Specializes in med/surg, telemetry, IV therapy, mgmt.

actually, this one probably would make a lot more sense if you saw a patient in a clinical situation getting these drugs and lab tests so you could make the correlation with what was being said on paper. when i started thinking about what i saw as a nurse (we had to put 4 iv lines in these people before they started the tpa [#1 for the tpa, #2 for the heparin, #3 for blood draws and #4 for the nitroglycerin drip if they were having an mi] because of the danger of them hemorrhaging because we couldn't stick them once the tpa was started. the drugs are amazing through. when these people come in with an mi and get tpa you can see the blood clot melt away and their cardiac function improve right on the ekg monitor. it is so amazing! it actually saves their heart muscle from ischemic death.
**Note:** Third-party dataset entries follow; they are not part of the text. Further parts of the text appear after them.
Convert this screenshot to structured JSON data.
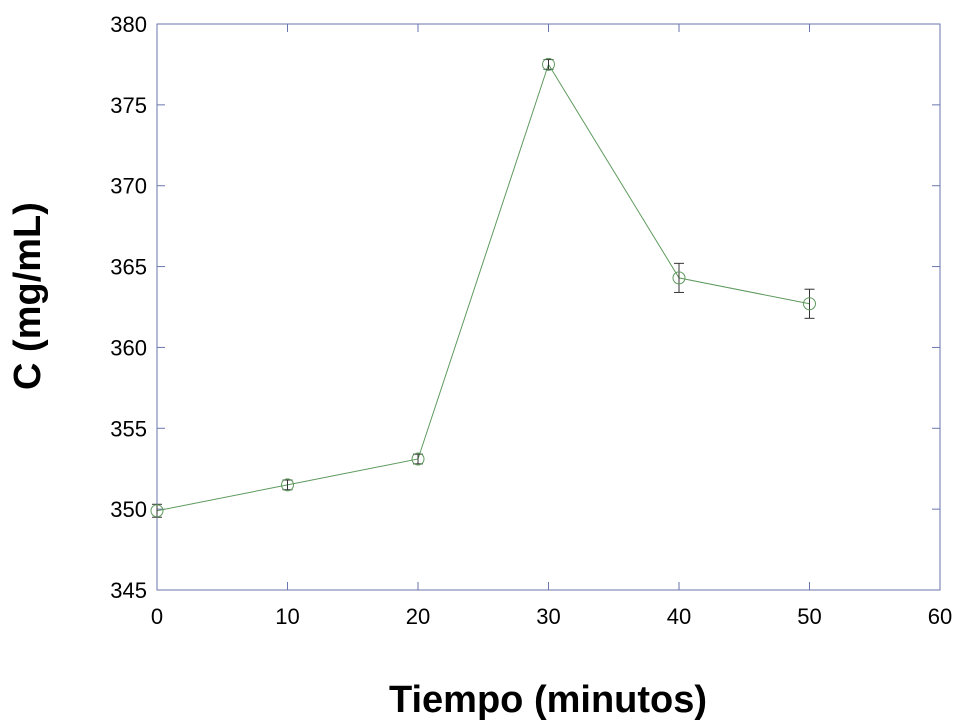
{
  "chart_data": {
    "type": "line",
    "xlabel": "Tiempo (minutos)",
    "ylabel": "C (mg/mL)",
    "xlim": [
      0,
      60
    ],
    "ylim": [
      345,
      380
    ],
    "x_ticks": [
      0,
      10,
      20,
      30,
      40,
      50,
      60
    ],
    "y_ticks": [
      345,
      350,
      355,
      360,
      365,
      370,
      375,
      380
    ],
    "grid": false,
    "series": [
      {
        "x": [
          0,
          10,
          20,
          30,
          40,
          50
        ],
        "y": [
          349.9,
          351.5,
          353.1,
          377.5,
          364.3,
          362.7
        ],
        "error": [
          0.4,
          0.3,
          0.3,
          0.3,
          0.9,
          0.9
        ],
        "marker": "open-circle",
        "color": "#5e9a5e"
      }
    ]
  },
  "colors": {
    "frame": "#6a76ad",
    "series": "#5e9a5e",
    "errorbar": "#333333"
  }
}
actually, this one probably would make a lot more sense if you saw a patient in a clinical situation getting these drugs and lab tests so you could make the correlation with what was being said on paper. when i started thinking about what i saw as a nurse (we had to put 4 iv lines in these people before they started the tpa [#1 for the tpa, #2 for the heparin, #3 for blood draws and #4 for the nitroglycerin drip if they were having an mi] because of the danger of them hemorrhaging because we couldn't stick them once the tpa was started. the drugs are amazing through. when these people come in with an mi and get tpa you can see the blood clot melt away and their cardiac function improve right on the ekg monitor. it is so amazing! it actually saves their heart muscle from ischemic death.

which is another good thing to know :)

thanks again...i'll let you know how i do on my exam.

this is pharm iii (i have one more left)...i overloaded myself this semester with that class and my externship, so i haven't done too hot in this one. i have to get a 31 out of 50 to pass the class, and the scores so far have been running about 41/42..so i'm hopeful.

thank god it's only a one hour course...if it was 3 semester hour course, i would be flipping out.

we had a cardiac exam that i really bombed on, and that killed my average and put me behind.

i'm used to being ahead!!!

I did very well on my exam :)

I thought I was going to end up with a C but ended up with a B!!!!

Our Pharm is broke down into 4 semesters, at one semester hour each, so I wasn't going to flip out if I got a C (b/c so far, I haven't got one yet in school).

But it sure helps to know that I did better than that!

Thanks to everyone who helped and asked :)

:bow:

Specializes in Education, FP, LNC, Forensics, ED, OB.

congrats, hopefull2009

congratulations33.gif

Specializes in ICU,ANTICOAG,ACUTE STROKE,EDU,RESEARCH.

Sorry, just cam across this post and had to say that there is a BIG difference depending who you are thrombolysing. I have little experience with MI thrombolysis but a considerable amount with stroke.

1. 80% of strokes are infarcts (ie a blockage) whilst only 20% are haemaorrhages.

2. Clearly, you don't give thrombolytics, anticoagulants or antiplatelet agents to a haemorrhagic stroke (need CT to diagnose)

3. If a stroke patient is thrombolysed the agent will be rTpa -only one licensed.

4. Heparin is rarely given to any stroke patients because of the increased risk of haemorrhagic transformation in the brain infarct over the potential benefits of preventing further clots. This includes prophylactic doses.

5.Heparin is used for Cerebral Venous Thrombosis and may be used in patients that have carotid artery disection that causes stroke.